Hermann Oberth German School prides itself with the high academic standards set for its students and teachers, as well as with its reliance on morals and ethical practices. This translates both in the equal, though differentiated in the name of integration, treatment of all students, as well as in the promotion of fairness and ethics in all aspects of student life, including academic integrity.
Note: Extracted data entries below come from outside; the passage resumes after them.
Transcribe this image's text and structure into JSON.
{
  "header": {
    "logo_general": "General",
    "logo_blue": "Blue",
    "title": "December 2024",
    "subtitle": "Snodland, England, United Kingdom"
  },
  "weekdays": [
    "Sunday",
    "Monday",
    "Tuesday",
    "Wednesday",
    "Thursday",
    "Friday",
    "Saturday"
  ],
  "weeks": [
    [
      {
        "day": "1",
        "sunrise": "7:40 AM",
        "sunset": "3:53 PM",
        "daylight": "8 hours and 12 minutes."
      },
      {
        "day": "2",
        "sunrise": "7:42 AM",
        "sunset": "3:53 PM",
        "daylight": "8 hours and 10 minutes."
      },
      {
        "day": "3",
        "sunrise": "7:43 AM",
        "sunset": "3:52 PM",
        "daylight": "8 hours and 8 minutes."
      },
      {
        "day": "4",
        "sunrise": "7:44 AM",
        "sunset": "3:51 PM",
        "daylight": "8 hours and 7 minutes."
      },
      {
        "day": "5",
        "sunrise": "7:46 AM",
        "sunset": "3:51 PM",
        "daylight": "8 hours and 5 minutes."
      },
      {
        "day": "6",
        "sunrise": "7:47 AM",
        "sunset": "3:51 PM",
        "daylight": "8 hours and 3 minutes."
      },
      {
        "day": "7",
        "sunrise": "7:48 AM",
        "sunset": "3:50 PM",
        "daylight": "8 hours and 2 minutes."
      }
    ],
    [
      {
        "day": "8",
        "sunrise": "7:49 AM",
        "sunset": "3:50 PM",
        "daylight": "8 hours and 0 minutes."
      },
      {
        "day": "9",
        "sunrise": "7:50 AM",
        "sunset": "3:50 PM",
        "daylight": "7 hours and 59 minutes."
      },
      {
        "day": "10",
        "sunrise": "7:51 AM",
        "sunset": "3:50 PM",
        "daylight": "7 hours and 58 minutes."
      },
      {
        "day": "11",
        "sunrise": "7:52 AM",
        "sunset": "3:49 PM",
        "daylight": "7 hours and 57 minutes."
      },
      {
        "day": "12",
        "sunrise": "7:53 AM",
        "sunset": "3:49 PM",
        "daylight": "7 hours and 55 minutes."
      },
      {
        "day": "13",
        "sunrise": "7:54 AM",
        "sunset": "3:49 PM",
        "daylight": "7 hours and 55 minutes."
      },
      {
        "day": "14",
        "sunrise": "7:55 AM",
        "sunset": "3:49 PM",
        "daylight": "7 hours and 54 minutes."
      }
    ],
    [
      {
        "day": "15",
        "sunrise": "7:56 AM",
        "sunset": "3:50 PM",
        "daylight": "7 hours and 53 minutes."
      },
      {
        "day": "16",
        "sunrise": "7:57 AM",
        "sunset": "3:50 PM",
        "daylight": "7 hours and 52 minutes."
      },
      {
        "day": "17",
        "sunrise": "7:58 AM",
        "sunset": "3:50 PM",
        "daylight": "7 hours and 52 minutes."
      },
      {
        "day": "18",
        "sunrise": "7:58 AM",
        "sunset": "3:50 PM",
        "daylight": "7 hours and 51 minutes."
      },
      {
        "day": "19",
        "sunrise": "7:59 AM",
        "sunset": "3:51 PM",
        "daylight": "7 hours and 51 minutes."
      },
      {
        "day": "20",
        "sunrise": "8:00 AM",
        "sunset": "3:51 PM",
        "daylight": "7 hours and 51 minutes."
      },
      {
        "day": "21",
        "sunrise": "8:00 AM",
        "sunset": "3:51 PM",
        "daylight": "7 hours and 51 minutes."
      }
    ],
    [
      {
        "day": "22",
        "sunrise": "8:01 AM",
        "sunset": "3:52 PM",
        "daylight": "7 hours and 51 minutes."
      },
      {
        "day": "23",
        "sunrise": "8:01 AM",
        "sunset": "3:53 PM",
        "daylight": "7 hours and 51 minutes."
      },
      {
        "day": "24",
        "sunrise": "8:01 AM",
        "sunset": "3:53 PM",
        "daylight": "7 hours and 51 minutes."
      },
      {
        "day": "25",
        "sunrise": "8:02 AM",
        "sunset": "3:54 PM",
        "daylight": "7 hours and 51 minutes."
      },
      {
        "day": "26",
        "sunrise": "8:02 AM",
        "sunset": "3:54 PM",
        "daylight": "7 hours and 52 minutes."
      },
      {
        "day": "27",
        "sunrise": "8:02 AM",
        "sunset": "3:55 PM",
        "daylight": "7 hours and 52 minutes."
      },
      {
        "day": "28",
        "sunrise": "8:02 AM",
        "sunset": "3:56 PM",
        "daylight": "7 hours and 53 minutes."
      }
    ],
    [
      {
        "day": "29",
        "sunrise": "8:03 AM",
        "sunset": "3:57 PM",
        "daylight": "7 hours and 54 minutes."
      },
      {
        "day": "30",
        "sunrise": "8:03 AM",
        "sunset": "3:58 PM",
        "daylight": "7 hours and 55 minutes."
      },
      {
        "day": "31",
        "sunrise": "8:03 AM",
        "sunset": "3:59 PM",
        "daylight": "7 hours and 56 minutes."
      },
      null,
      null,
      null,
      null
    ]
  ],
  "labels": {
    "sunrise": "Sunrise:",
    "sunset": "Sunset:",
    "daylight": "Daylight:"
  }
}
As such, though not necessarily explicitly or in the same terms, HOS has been promoting principled actions and views from its very inception.  

In alignment with IB views, HOS mission statement aims to nurture creativity, innovation, critical thinking in all students, able to express their ideas originally, transparently acknowledging the relation between their products (visual, written, audio-visual, etc.) and the elements that have shaped their working process and outcome, sources used, the ideas embraced, and those they have come across but rejected.  

In order to raise lifelong learners, in a (post)modern society where education often meets training, as  students are expected not only to have theoretical knowledge, but skills to both acquire the  information independently and produce expected results/products that go beyond traditional  learning outputs (standardized tests/ learning by rote, etc.), HOS sees the value in promoting learning  through inquiry, guided/independent research and reflection on outcome, in addition to growth of  study and soft skills, in students driven to shape their own learning experiences and construct  meaning.  

Additionally, the interconnectedness of the globalized worlds, demands extensive collaborative, social and interpersonal skills, to which reflection and intrapersonal skills are added, to ensure a learner (and later on, a citizen) of the world, able to manage a variety on socio-cultural, academic, work relations and challenges, able to remain self-motivated, and achieve self-actualization.

Postmodern/ postcolonial deconstruction of grand narratives gave not only a voice to the silenced, and an abundance of micronarratives, but also brought about change in all layers of society, in the way knowledge is viewed, in the manner of acquisition and its sources. Under the pressure of this paradigm shift, education was morphed into student driven inquiry.